Proteomic studies of HCMV used in this thesis
A previous study used quantitative temporal viromics to analyse the proteomic changes observed in the host and virus during HCMV infection (Weekes et al, 2014). The data from Weekes et al. has been used here for comparison with VACV infection, and for the identification of ARFs. Fibroblasts were infected with the Merlin strain of HCMV, and either whole cell lysate (WCL) or PM enriched samples harvested at various time points throughout a single viral replication cycle. Each sample was digested and labelled with a different tandem mass tag (TMT), prior to analysis by triple-stage mass spectrometry (MS3). This gave the relative quantitation of each protein across the samples (proteomic techniques are discussed further in section 1.5. For each of the WCL and PM experiments, samples were harvested either at the time points described in Figure 1.5 (WCL2 and PM2) or in duplicate at mock, 24, 48 and 72 hpi (WCL1 and PM1). More than 8000 human proteins were quantified over the time-course, including ~1200 proteins with PM related gene ontology (GO) annotations, as well as 139 of the 171 canonical HCMV proteins.
Figure 1.5 Schematic of HCMV time-course proteomics experiment
Fibroblasts were infected with the Merlin strain of HCMV, and samples harvested at various time points throughout infection for either WCL or PM analysis (Weekes et al, 2014). The proteins were then digested, labelled with TMT and subjected to mass spectrometry analysis. The time points displayed are those relating to the WCL2 and PM2 experiments.

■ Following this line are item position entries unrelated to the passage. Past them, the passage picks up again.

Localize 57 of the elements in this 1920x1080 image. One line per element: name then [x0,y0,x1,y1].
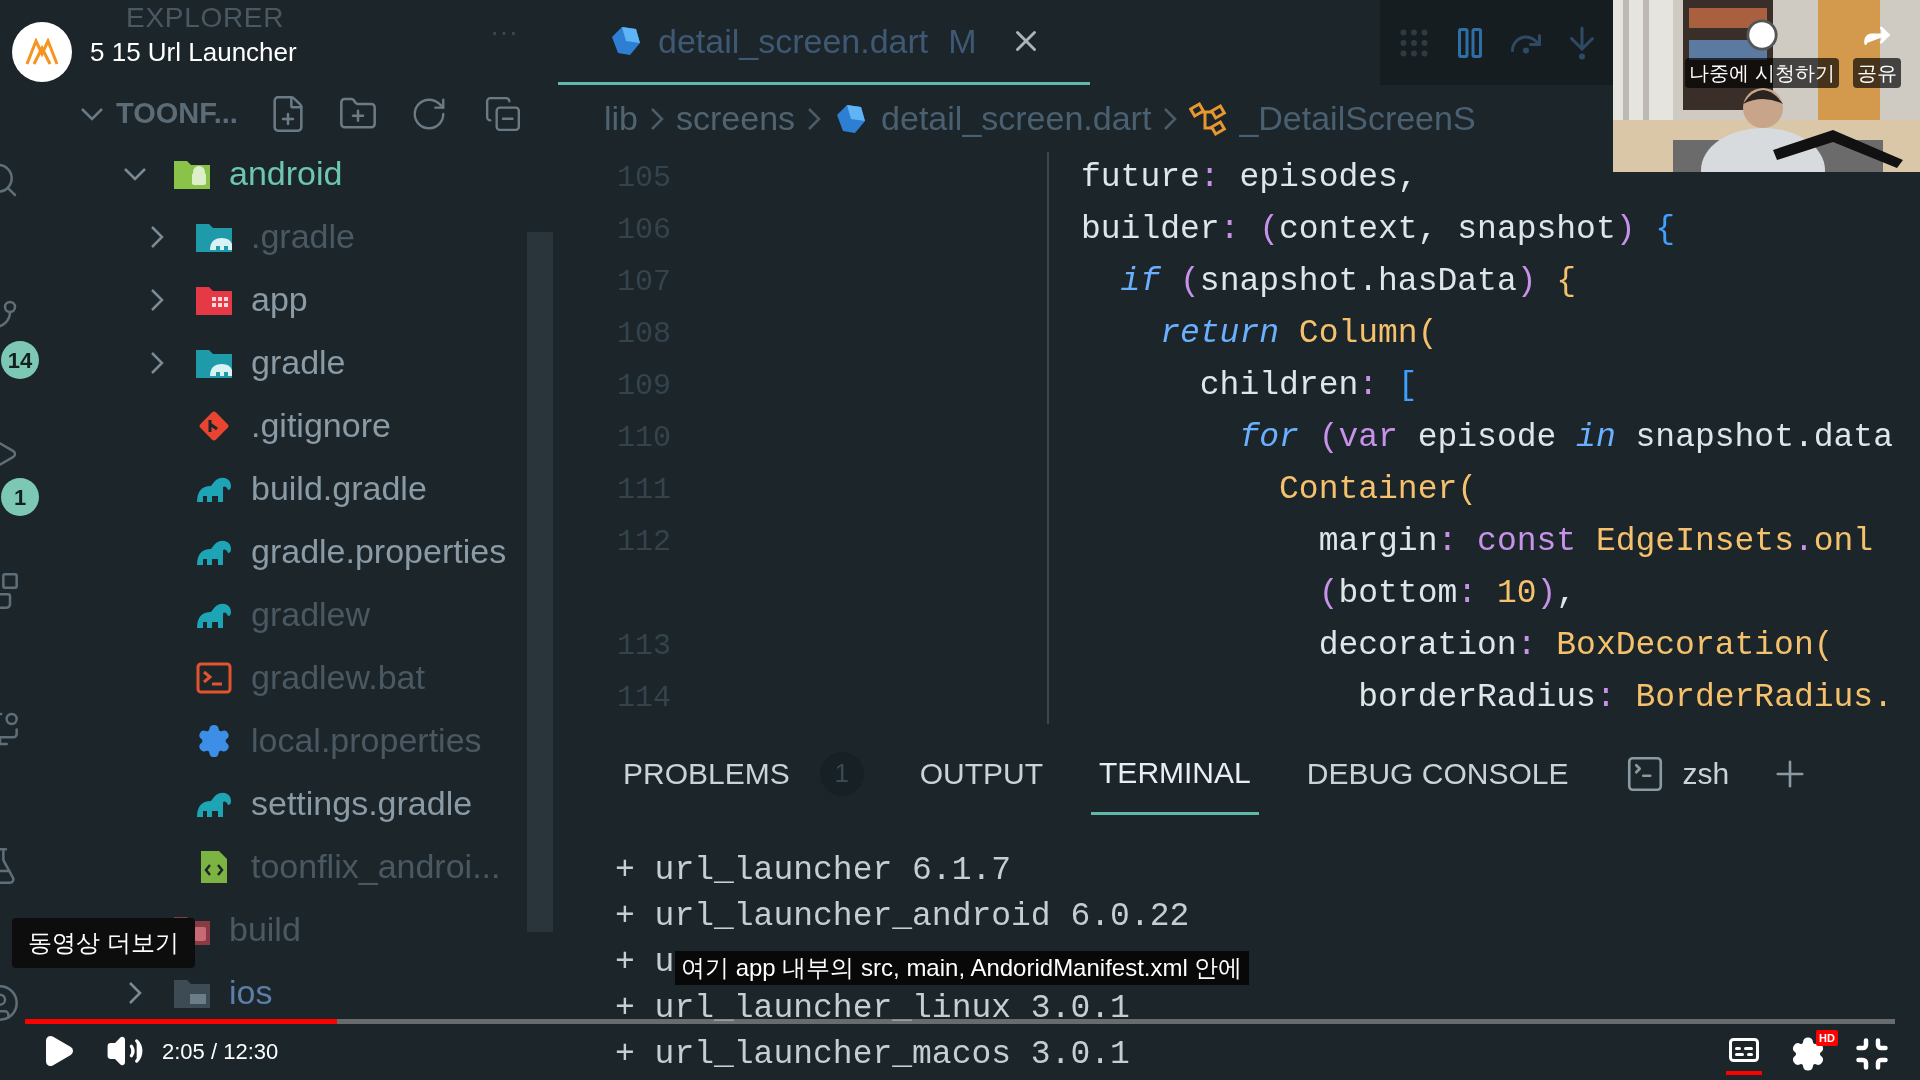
code-line: (bottom: 10), [1317,574,1577,615]
class-icon [1189,101,1228,136]
workspace-title[interactable]: TOONF... [116,91,238,136]
chevron-right-icon [1163,106,1178,131]
tree-item[interactable]: ios [229,967,273,1018]
tree-item[interactable]: app [251,274,308,325]
terminal-line: + url_launcher_macos 3.0.1 [615,1035,1130,1076]
logo-icon [25,38,59,66]
video-title[interactable]: 5 15 Url Launcher [90,32,297,72]
panel-tab[interactable]: TERMINAL [1091,732,1259,815]
shell-name[interactable]: zsh [1682,751,1730,796]
tree-item[interactable]: gradle [251,337,346,388]
code-line: if (snapshot.hasData) { [1119,262,1577,303]
chevron-down-icon[interactable] [80,106,104,121]
count-badge: 14 [1,341,39,380]
exit-fullscreen-icon[interactable] [1854,1035,1890,1072]
watch-later-label[interactable]: 나중에 시청하기 [1685,58,1839,88]
chevron-down-icon[interactable] [123,166,147,181]
code-line: margin: const EdgeInsets.onl [1317,522,1874,563]
more-videos-button[interactable]: 동영상 더보기 [12,918,195,968]
tree-item[interactable]: .gitignore [251,400,391,451]
panel-tab[interactable]: OUTPUT [911,732,1052,815]
tree-item[interactable]: build.gradle [251,463,427,514]
tree-item[interactable]: gradle.properties [251,526,507,577]
channel-avatar[interactable] [12,22,72,82]
code-line: Container( [1278,470,1478,511]
code-line: return Column( [1159,314,1438,355]
code-line: decoration: BoxDecoration( [1317,626,1834,667]
code-line: borderRadius: BorderRadius. [1357,678,1893,719]
time-display: 2:05 / 12:30 [162,1037,279,1066]
code-file-icon [199,848,229,885]
count-badge: 1 [1,478,39,517]
chevron-right-icon [650,106,665,131]
terminal-line: + url_launcher 6.1.7 [615,851,1012,892]
chevron-right-icon [807,106,822,131]
code-line: children: [ [1198,366,1418,407]
terminal-line: + url_launcher_android 6.0.22 [615,897,1190,938]
terminal-icon [196,661,232,694]
chevron-right-icon[interactable] [150,224,164,249]
hd-badge: HD [1816,1029,1838,1046]
code-line: for (var episode in snapshot.data [1238,418,1893,459]
tree-item[interactable]: settings.gradle [251,778,473,829]
explorer-title: EXPLORER [126,2,285,34]
code-line: future: episodes, [1081,158,1418,199]
clock-icon[interactable] [1744,18,1779,52]
code-line: builder: (context, snapshot) { [1081,210,1676,251]
tree-item[interactable]: android [229,148,343,199]
chevron-right-icon[interactable] [150,350,164,375]
subtitle: 여기 app 내부의 src, main, AndoridManifest.xml 안에 [675,951,1249,985]
panel-tab[interactable]: DEBUG CONSOLE [1298,732,1577,815]
terminal-line: + url_launcher_linux 3.0.1 [615,989,1130,1030]
terminal-line: + u [615,943,675,984]
gear-icon [196,722,232,759]
chevron-right-icon[interactable] [150,287,164,312]
collapse-all-icon[interactable] [483,94,522,133]
chevron-right-icon[interactable] [128,980,142,1005]
share-label[interactable]: 공유 [1853,58,1901,88]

Proteins downregulated by HCMV infection were identified in the data and used to predict those that might be important in infection. Examination of the downregulated proteins identified multiple protocadherins, some of which are putative NK cell ligands, as well as modulation of proteins in the IFN induction and signalling pathways, and ISGs. Additionally, analysis of the kinetics of expression of viral proteins defined five temporal classes of protein expression (Tp1-5).
This data demonstrates the power of multiplexed proteomics in large scale studies of infection. It also provides a comprehensive resource which is used in this thesis to aid identification of candidate ARFs. Several additional proteomic studies on HCMV have been conducted during my PhD in the Weekes lab. As they are not central to this project, they are not discussed further, however they focus on protein degradation during HCMV infection, leading to the identification of HLTF as a novel ARF (Nightingale et al, 2018), and the generation of a global interactome of HCMV proteins (Nobre et al, 2019).